Removing Duplicate PATH Entries, Part II: the Rise of Perl

 

With apologies to Arnold and the Terminator franchise for the title, let's look one more time at removing duplicates from the PATH variable. This take on doing it was prompted by a comment from a reader named Shaun on the previous post that asked "if you're willing to use a non-bash solution (AWK) to solve the problem, why not use Perl?" Shaun was kind enough to provide a Perl version of the code, which was good, since I'd have been hard-pressed to come up with one. It's a short piece of code, shorter than the AWK version, so it seemed like it ought to be fairly easy to pick it apart. In the end, I'm not sure I'd call it easy, but it was interesting, and I thought other non-Perl programmers might find it interesting too.

 

First, let me repeat from the first post: there is no compelling reason to remove duplicates from your PATH variable; the shell will ignore the second and subsequent occurrences of a duplicate path.

The code, slightly modified, from the comment was:

PATH='/usr/bin:/bin::/usr/local/bin:/root/new folder:/bin:/usr/bin'
PATH=$(perl -E 'chomp($_=<>);say join":",grep{$_&&!$_{$_}++}split/:/' <<<$PATH)

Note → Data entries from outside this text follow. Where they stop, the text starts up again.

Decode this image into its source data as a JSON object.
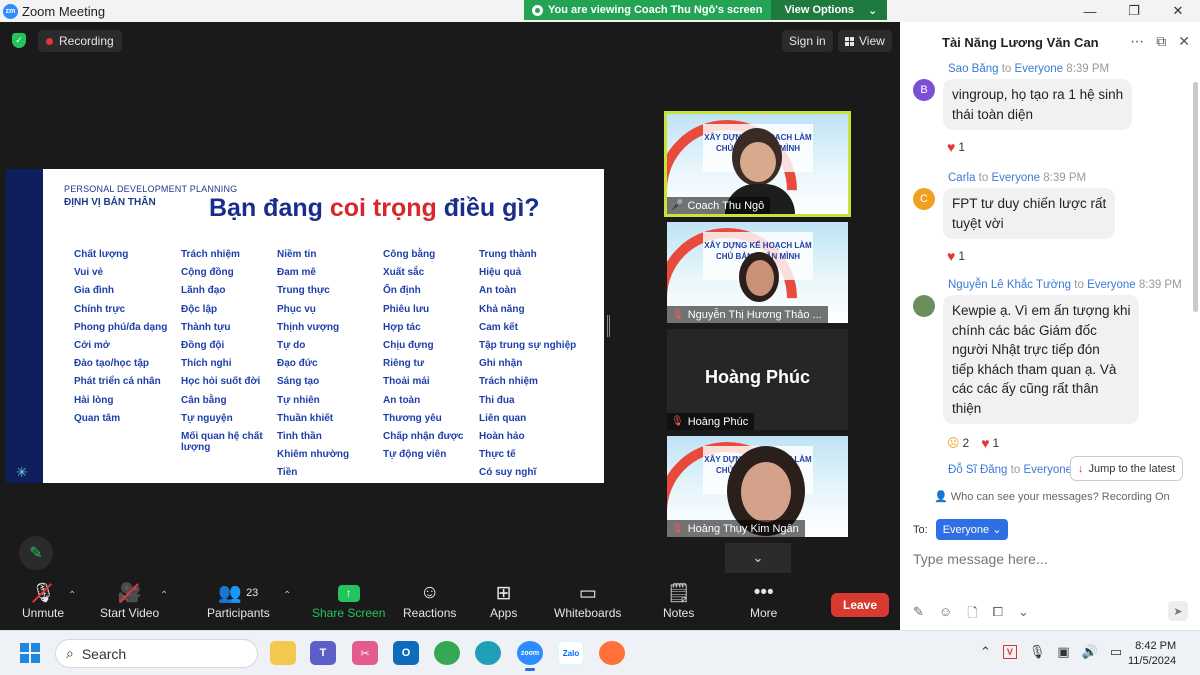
{
  "window": {
    "title": "Zoom Meeting",
    "logo_text": "zm",
    "viewing_banner": "You are viewing Coach Thu Ngô's screen",
    "view_options": "View Options"
  },
  "meeting": {
    "recording_label": "Recording",
    "sign_in": "Sign in",
    "view": "View"
  },
  "slide": {
    "kicker": "PERSONAL DEVELOPMENT PLANNING",
    "subtitle": "ĐỊNH VỊ BẢN THÂN",
    "heading_part1": "Bạn đang ",
    "heading_highlight": "coi trọng",
    "heading_part2": " điều gì?",
    "columns": [
      [
        "Chất lượng",
        "Vui vẻ",
        "Gia đình",
        "Chính trực",
        "Phong phú/đa dạng",
        "Cởi mở",
        "Đào tạo/học tập",
        "Phát triển cá nhân",
        "Hài lòng",
        "Quan tâm"
      ],
      [
        "Trách nhiệm",
        "Cộng đồng",
        "Lãnh đạo",
        "Độc lập",
        "Thành tựu",
        "Đồng đội",
        "Thích nghi",
        "Học hỏi suốt đời",
        "Cân bằng",
        "Tự nguyện",
        "Mối quan hệ chất lượng"
      ],
      [
        "Niềm tin",
        "Đam mê",
        "Trung thực",
        "Phục vụ",
        "Thịnh vượng",
        "Tự do",
        "Đạo đức",
        "Sáng tạo",
        "Tự nhiên",
        "Thuần khiết",
        "Tinh thần",
        "Khiêm nhường",
        "Tiền"
      ],
      [
        "Công bằng",
        "Xuất sắc",
        "Ổn định",
        "Phiêu lưu",
        "Hợp tác",
        "Chịu đựng",
        "Riêng tư",
        "Thoải mái",
        "An toàn",
        "Thương yêu",
        "Chấp nhận được",
        "Tự động viên"
      ],
      [
        "Trung thành",
        "Hiệu quả",
        "An toàn",
        "Khả năng",
        "Cam kết",
        "Tập trung sự nghiệp",
        "Ghi nhận",
        "Trách nhiệm",
        "Thi đua",
        "Liên quan",
        "Hoàn hảo",
        "Thực tế",
        "Có suy nghĩ"
      ]
    ]
  },
  "tiles": [
    {
      "name": "Coach Thu Ngô",
      "banner": "XÂY DỰNG KẾ HOẠCH LÀM CHỦ BẢN THÂN MÌNH"
    },
    {
      "name": "Nguyễn Thị Hương Thảo ...",
      "banner": "XÂY DỰNG KẾ HOẠCH LÀM CHỦ BẢN THÂN MÌNH"
    },
    {
      "name": "Hoàng Phúc",
      "avatar_name": "Hoàng Phúc"
    },
    {
      "name": "Hoàng Thụy Kim Ngân",
      "banner": "XÂY DỰNG KẾ HOẠCH LÀM CHỦ BẢN THÂN MÌNH"
    }
  ],
  "toolbar": {
    "unmute": "Unmute",
    "start_video": "Start Video",
    "participants": "Participants",
    "participants_count": "23",
    "share_screen": "Share Screen",
    "reactions": "Reactions",
    "apps": "Apps",
    "whiteboards": "Whiteboards",
    "notes": "Notes",
    "more": "More",
    "leave": "Leave"
  },
  "chat": {
    "title": "Tài Năng Lương Văn Can",
    "messages": [
      {
        "initial": "B",
        "avatar_color": "#7b4fd6",
        "sender": "Sao Băng",
        "to_word": " to ",
        "recipient": "Everyone",
        "time": "8:39 PM",
        "lines": [
          "vingroup, họ tạo ra 1 hệ sinh",
          "thái toàn diện"
        ],
        "react_heart": "1"
      },
      {
        "initial": "C",
        "avatar_color": "#f0a020",
        "sender": "Carla",
        "to_word": " to ",
        "recipient": "Everyone",
        "time": "8:39 PM",
        "lines": [
          "FPT tư duy chiến lược rất",
          "tuyệt vời"
        ],
        "react_heart": "1"
      },
      {
        "initial": "",
        "avatar_color": "#6a8f5a",
        "sender": "Nguyễn Lê Khắc Tường",
        "to_word": " to ",
        "recipient": "Everyone",
        "time": "8:39 PM",
        "lines": [
          "Kewpie ạ. Vì em ấn tượng khi",
          "chính các bác Giám đốc",
          "người Nhật trực tiếp đón",
          "tiếp khách tham quan ạ. Và",
          "các các ấy cũng rất thân",
          "thiện"
        ],
        "react_sad": "2",
        "react_heart": "1"
      },
      {
        "sender": "Đỗ Sĩ Đăng",
        "to_word": " to ",
        "recipient": "Everyone"
      }
    ],
    "jump_latest": "Jump to the latest",
    "who_can_see": "Who can see your messages? Recording On",
    "to_label": "To:",
    "to_value": "Everyone",
    "placeholder": "Type message here..."
  },
  "taskbar": {
    "search": "Search",
    "time": "8:42 PM",
    "date": "11/5/2024"
  },
  "colors": {
    "zoom_blue": "#2d8cff",
    "viewing_green": "#23a455",
    "leave_red": "#d93a2f",
    "share_green": "#23c35e",
    "slide_navy": "#1a2d8c",
    "slide_red": "#d7262c"
  }
}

To make that a bit easier to read, I rearranged it a bit and added a touch of white space and put it in a file:

chomp($_ = <>);
say join ":", grep { $_ && !$_{$_}++ } split /:/

Just to make sure something didn't get messed up, I ran that, and of course, as is usual the first time you try something, it fails:

$ perl test.pl <<<'/usr/bin:/bin::/usr/local/bin:/root/new folder:/bin:/usr/bin'
syntax error at test.pl line 2, near "say join"
Execution of test.pl aborted due to compilation errors.

The culprit here is the -E option, or the lack of it in this case, that was used in the original command. The -E option, in addition to passing the script as a string to the interpreter also enables some newer Perl features that aren't enabled by default. In this case, it's the say feature. To enable those newer features in a script file, you need to tell Perl to use the feature:

use feature qw(say)   # use "say" feature
chomp($_ = <>);
say join ":", grep { $_ && !$_{$_}++ } split /:/

After that, it runs as expected:

$ perl test2.pl <<<'/usr/bin:/bin::/usr/local/bin:/root/new folder:/bin:/usr/bin'
/usr/bin:/bin:/usr/local/bin:/root/new folder

So how does it work? In the broadest sense, it works pretty much the same way as the AWK version did: it splits the path on colons, uses an associative array (aka a hash in Perl) to determine whether a path element has been seen before, and then once the final list of paths is known, it joins them back together with colons. But, let's step through the details a bit.

The first line (ignoring the use line) invokes the chomp function on $_=<>. Chomp is pretty straightforward; it removes a single "record separator" from each of its arguments. The default record separator is a newline, as it is in AWK. The argument to chomp is an assignment expression that assigns the null file handle <> to Perl's "default input and pattern-searching space", which is the variable named $_. The null file handle, in this case the standard input via bash's <<< syntax, is the value of the path variable. The default pattern space is equivalent to $0 in AWK: it is the data that functions operate on by default in the absence of an explicit variable/expression.

So the assignment expression $_=<> assigns the path to the pattern space, then the chomp function removes a record separator from the end of the pattern space. All that was a long-winded way of saying that the first line of code removes that pesky newline from the input. If you remember from the first post, the newline was eliminated by adding the -n option to echo.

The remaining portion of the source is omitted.